Je repense à la bestiole, ou ce je-ne-sais-quoi qui semblait ramper sur la roche. J’en frissonne, tandis que Farid renifle encore.

— Tu vas m’en vouloir de… de songer à un truc pareil, mais… ça tourne dans ma tête, depuis quelques heures. Et je n’arrive pas à me défaire de l’idée.

— Quoi donc ?

— Il existe peut-être une solution à ce problème de bouffe. Quelque chose qui pourrait nous aider à tenir plus longtemps. Nous redonner un peu de forces, de courage, et de la chaleur. Nous dire que…

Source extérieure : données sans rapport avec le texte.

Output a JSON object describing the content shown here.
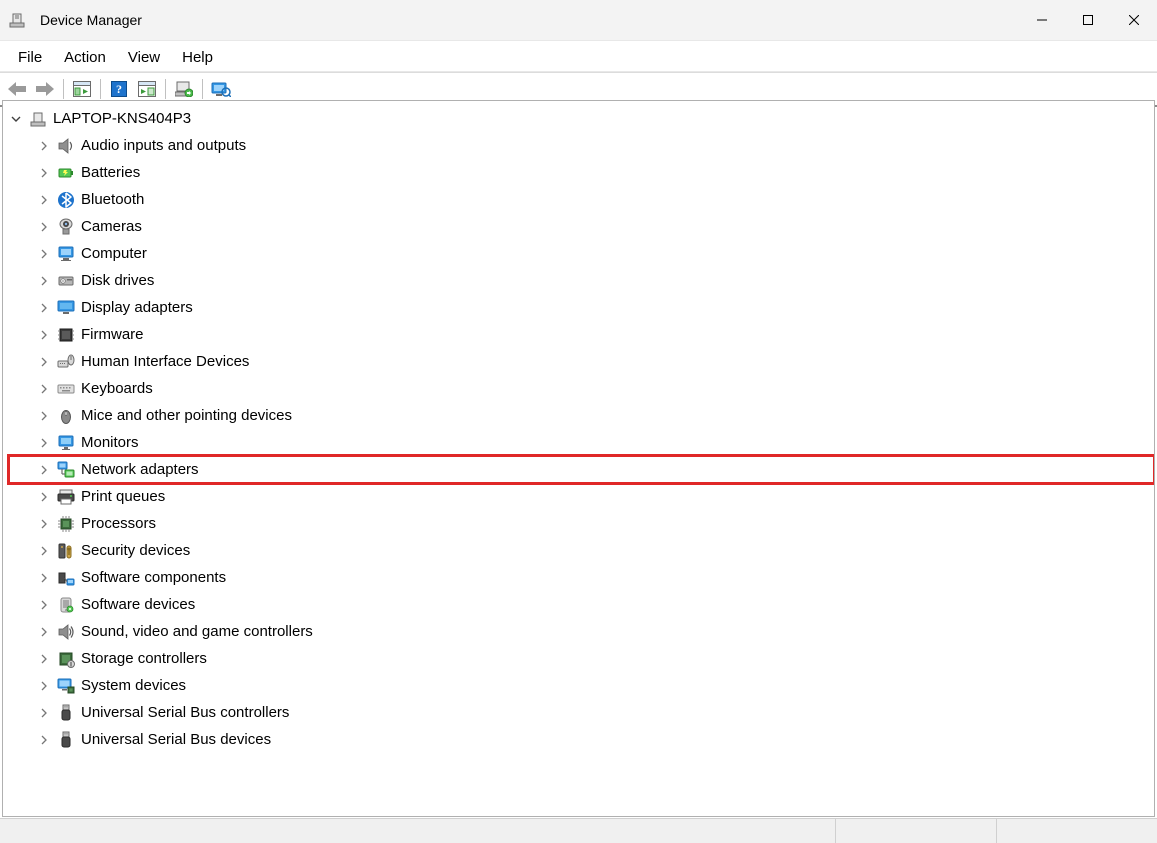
{
  "window": {
    "title": "Device Manager"
  },
  "menu": {
    "file": "File",
    "action": "Action",
    "view": "View",
    "help": "Help"
  },
  "toolbar": {
    "back": "Back",
    "forward": "Forward",
    "show_hide": "Show/Hide Console Tree",
    "help": "Help",
    "properties": "Properties",
    "update": "Update",
    "scan": "Scan for hardware changes"
  },
  "tree": {
    "root": {
      "label": "LAPTOP-KNS404P3",
      "expanded": true
    },
    "items": [
      {
        "label": "Audio inputs and outputs",
        "icon": "audio"
      },
      {
        "label": "Batteries",
        "icon": "battery"
      },
      {
        "label": "Bluetooth",
        "icon": "bluetooth"
      },
      {
        "label": "Cameras",
        "icon": "camera"
      },
      {
        "label": "Computer",
        "icon": "computer"
      },
      {
        "label": "Disk drives",
        "icon": "disk"
      },
      {
        "label": "Display adapters",
        "icon": "display"
      },
      {
        "label": "Firmware",
        "icon": "firmware"
      },
      {
        "label": "Human Interface Devices",
        "icon": "hid"
      },
      {
        "label": "Keyboards",
        "icon": "keyboard"
      },
      {
        "label": "Mice and other pointing devices",
        "icon": "mouse"
      },
      {
        "label": "Monitors",
        "icon": "monitor"
      },
      {
        "label": "Network adapters",
        "icon": "network",
        "highlighted": true
      },
      {
        "label": "Print queues",
        "icon": "printer"
      },
      {
        "label": "Processors",
        "icon": "cpu"
      },
      {
        "label": "Security devices",
        "icon": "security"
      },
      {
        "label": "Software components",
        "icon": "software-comp"
      },
      {
        "label": "Software devices",
        "icon": "software-dev"
      },
      {
        "label": "Sound, video and game controllers",
        "icon": "sound"
      },
      {
        "label": "Storage controllers",
        "icon": "storage"
      },
      {
        "label": "System devices",
        "icon": "system"
      },
      {
        "label": "Universal Serial Bus controllers",
        "icon": "usb"
      },
      {
        "label": "Universal Serial Bus devices",
        "icon": "usb"
      }
    ]
  }
}
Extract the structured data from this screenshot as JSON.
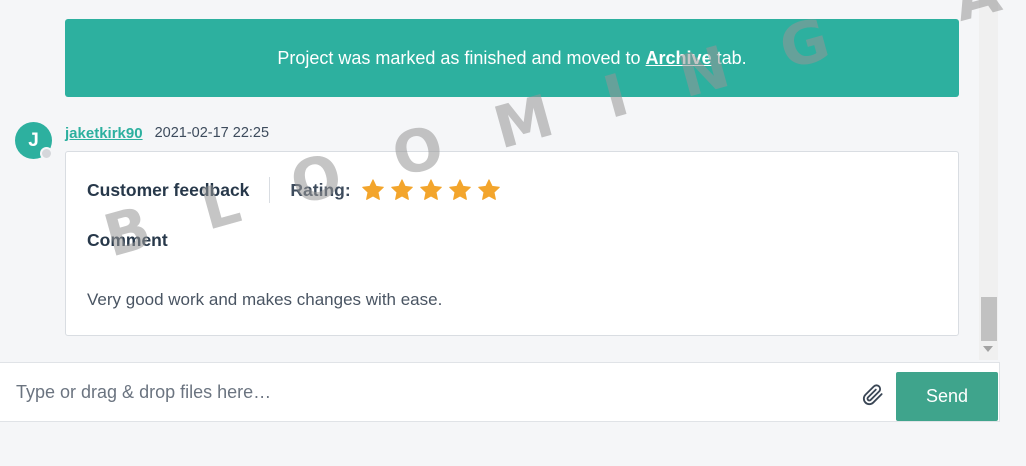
{
  "banner": {
    "text_before": "Project was marked as finished and moved to",
    "link": "Archive",
    "text_after": "tab."
  },
  "message": {
    "avatar_initial": "J",
    "username": "jaketkirk90",
    "timestamp": "2021-02-17 22:25"
  },
  "feedback": {
    "title": "Customer feedback",
    "rating_label": "Rating:",
    "rating_value": 5,
    "rating_max": 5,
    "comment_title": "Comment",
    "comment_text": "Very good work and makes changes with ease."
  },
  "composer": {
    "placeholder": "Type or drag & drop files here…",
    "send_label": "Send"
  },
  "watermark": "BLOOMING ANIMATION",
  "colors": {
    "accent": "#2db09f",
    "send_button": "#3fa48c",
    "star": "#f3a52c"
  }
}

— Parle au lieu de tourner autour du pot !

— Ton chien.

Sa réponse me tranche les veines, j’ai l’impression de me vider de mon sang. L’évidence, leur évidence ne m’avait même pas traversé l’esprit. Parce que Pok n’est pas juste un chien. C’est mon meilleur ami.

— Mon… Mon chien ?

Farid se redresse, découvrant ses épaules couvertes de duvet. Il a ôté ses gants, et ses doigts sont vraiment dans un sale état.

— Depuis le début, je me demande pourquoi il est là, ton chien. Pourquoi on t’aurait privilégié, toi, pourquoi on aurait voulu te faire plaisir. Tu vois, ici, la notion de plaisir, elle a pas vraiment lieu d’être. Notre bourreau, il t’aurait jamais fait une fleur, vu son sadisme. Et puis ces assiettes, ces couverts… Je crois que la faim, elle a apporté une réponse à tout ça. C’est dingue comme ça aide à réfléchir, un estomac vide.

La colère monte en moi.

— Jamais on ne touchera à Pok.

— Je sais, tu m’as raconté. Mais c’est pas toi aussi qui disais qu’on n’abandonne pas quelqu’un qui a besoin d’aide ? Bientôt, j’aurai besoin d’aide. Je veux pas mourir, pas ici, pas comme ça. Ton chien, c’est qu’un animal.

— Pok représente bien plus pour moi. Le jour où je l’ai arraché à sa mort programmée, ce n’est pas moi qui lui ai sauvé la vie. C’est lui qui a sauvé la mienne.

— Justement, il peut encore te sauver la vie, et à nous aussi. Un sacrifice pour le bien de la communauté. On est en démocratie, mec. Si on fait rien, on va tous crever de toute façon, et lui avec.

— Non, désolé. Manger mon chien, ce serait… ce serait du cannibalisme.

Farid retourne dans son coin en renfilant ses gants. Il renifle une cigarette avec envie, mais se retient de la fumer.

— En tout cas, dis-toi bien que si moi j’y ai pensé, alors Michel aussi. Et lui, il te demandera pas ton avis.